I did some quick testing on using virtio (filesystem passthrough) with some of my KVM virtual machines. Typically, I have been using NFSv3 and I haven’t really had much of a problem. For the heck of it, I did some testing with virtio pass-throughs instead, since I assumed it would be a lighter and more efficient method. I found it is completely the opposite! Not only was is less efficient, but it seems to not involve any type of caching at all.
Testing involves just a few DD dumps to a passthrough share of two SSDs in a raid-0.
9P – method: dd bs=1M count=1000 (1G test file) using /dev/zero for writes and /dev/null for reads
Write Speed: 52 MB/sec
Read Speed: 11.5 MB/sec
100% of one CPU core was pegged by qemu on the host.

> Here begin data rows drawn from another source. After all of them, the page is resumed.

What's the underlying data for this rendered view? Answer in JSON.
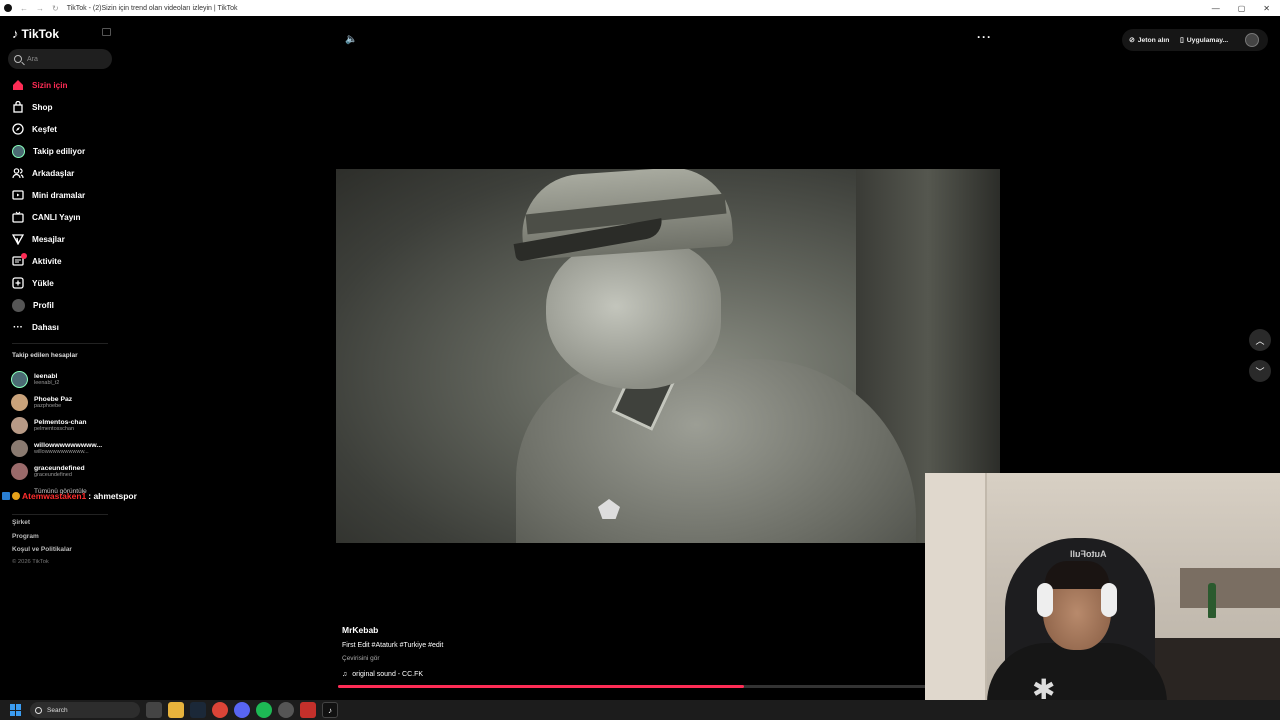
{
  "window": {
    "title": "TikTok - (2)Sizin için trend olan videoları izleyin | TikTok",
    "controls": [
      "—",
      "▢",
      "✕"
    ]
  },
  "sidebar": {
    "logo_text": "TikTok",
    "search_placeholder": "Ara",
    "nav": [
      {
        "label": "Sizin için",
        "icon": "home-icon",
        "active": true
      },
      {
        "label": "Shop",
        "icon": "shopping-bag-icon"
      },
      {
        "label": "Keşfet",
        "icon": "compass-icon"
      },
      {
        "label": "Takip ediliyor",
        "icon": "following-avatar-icon"
      },
      {
        "label": "Arkadaşlar",
        "icon": "friends-icon"
      },
      {
        "label": "Mini dramalar",
        "icon": "mini-drama-icon"
      },
      {
        "label": "CANLI Yayın",
        "icon": "live-icon"
      },
      {
        "label": "Mesajlar",
        "icon": "messages-icon"
      },
      {
        "label": "Aktivite",
        "icon": "activity-icon"
      },
      {
        "label": "Yükle",
        "icon": "upload-icon"
      },
      {
        "label": "Profil",
        "icon": "profile-avatar-icon"
      },
      {
        "label": "Dahası",
        "icon": "more-dots-icon"
      }
    ],
    "following_title": "Takip edilen hesaplar",
    "following": [
      {
        "name": "leenabl",
        "handle": "leenabl_t2",
        "color": "#4b6b73"
      },
      {
        "name": "Phoebe Paz",
        "handle": "pazphoebe",
        "color": "#c9a27a"
      },
      {
        "name": "Pelmentos-chan",
        "handle": "pelmentosschan",
        "color": "#b89a86"
      },
      {
        "name": "willowwwwwwwww...",
        "handle": "willowwwwwwwwww...",
        "color": "#8a7a70"
      },
      {
        "name": "graceundefined",
        "handle": "graceundefined",
        "color": "#9a6a6a"
      }
    ],
    "see_all": "Tümünü görüntüle",
    "footer": [
      "Şirket",
      "Program",
      "Koşul ve Politikalar"
    ],
    "copyright": "© 2026 TikTok"
  },
  "chat_overlay": {
    "user": "Atemwastaken1",
    "message": ": ahmetspor"
  },
  "topbar": {
    "coins_label": "Jeton alın",
    "app_label": "Uygulamay..."
  },
  "video": {
    "author": "MrKebab",
    "description": "First Edit #Ataturk #Turkiye #edit",
    "translate": "Çevirisini gör",
    "sound": "original sound - CC.FK",
    "progress": 0.69
  },
  "taskbar": {
    "search_label": "Search"
  },
  "colors": {
    "accent": "#fe2c55",
    "background": "#000000"
  }
}
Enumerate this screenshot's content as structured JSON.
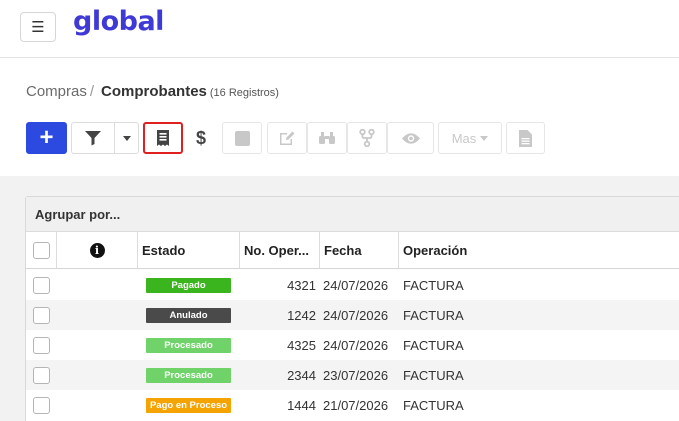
{
  "app": {
    "logo": "global",
    "menu_icon": "hamburger-icon"
  },
  "breadcrumb": {
    "parent": "Compras",
    "separator": "/",
    "current": "Comprobantes",
    "count": "(16 Registros)"
  },
  "toolbar": {
    "add_label": "+",
    "more_label": "Mas",
    "dollar_label": "$"
  },
  "grid": {
    "group_by": "Agrupar por...",
    "columns": {
      "estado": "Estado",
      "no_oper": "No. Oper...",
      "fecha": "Fecha",
      "operacion": "Operación"
    },
    "rows": [
      {
        "estado": "Pagado",
        "estado_color": "#3ab51e",
        "no_oper": "4321",
        "fecha": "24/07/2026",
        "operacion": "FACTURA"
      },
      {
        "estado": "Anulado",
        "estado_color": "#4a4a4a",
        "no_oper": "1242",
        "fecha": "24/07/2026",
        "operacion": "FACTURA"
      },
      {
        "estado": "Procesado",
        "estado_color": "#6fd36a",
        "no_oper": "4325",
        "fecha": "24/07/2026",
        "operacion": "FACTURA"
      },
      {
        "estado": "Procesado",
        "estado_color": "#6fd36a",
        "no_oper": "2344",
        "fecha": "23/07/2026",
        "operacion": "FACTURA"
      },
      {
        "estado": "Pago en Proceso",
        "estado_color": "#f5a300",
        "no_oper": "1444",
        "fecha": "21/07/2026",
        "operacion": "FACTURA"
      }
    ]
  },
  "colors": {
    "brand": "#3f3ad6",
    "primary_button": "#2c49e0",
    "highlight_border": "#e02020"
  }
}
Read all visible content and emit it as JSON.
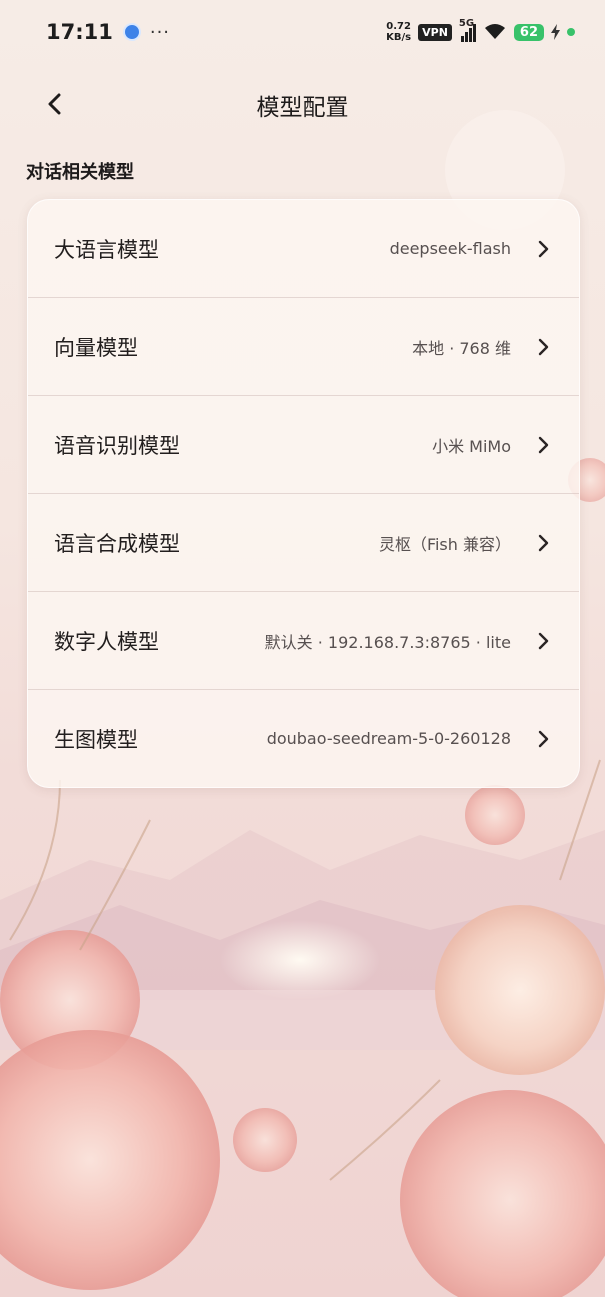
{
  "status_bar": {
    "time": "17:11",
    "more": "···",
    "speed_value": "0.72",
    "speed_unit": "KB/s",
    "vpn": "VPN",
    "network": "5G",
    "battery": "62"
  },
  "header": {
    "title": "模型配置"
  },
  "section": {
    "label": "对话相关模型"
  },
  "models": [
    {
      "label": "大语言模型",
      "value": "deepseek-flash"
    },
    {
      "label": "向量模型",
      "value": "本地 · 768 维"
    },
    {
      "label": "语音识别模型",
      "value": "小米 MiMo"
    },
    {
      "label": "语言合成模型",
      "value": "灵枢（Fish 兼容）"
    },
    {
      "label": "数字人模型",
      "value": "默认关 · 192.168.7.3:8765 · lite"
    },
    {
      "label": "生图模型",
      "value": "doubao-seedream-5-0-260128"
    }
  ],
  "colors": {
    "accent_green": "#38c26a",
    "card_bg": "#fdf6f2",
    "background_pink": "#f2dcd8"
  }
}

I found that NFS was properly caching, so I switched to a 20G file instead.
NFS – method: dd bs=1M count=20000 (20G test file) using /dev/zero for writes and /dev/null for reads
Write Speed: 461 MB/sec
Read Speed: 774 MB/sec
30% of one CPU core was used for the NFS transfer.
It seems like virtio is currently CPU bound and the difference is staggering! Note that I am using an i5-6500 CPU, so the amount of overhead is quite large.
I will be definitely sticking to NFS for the time being!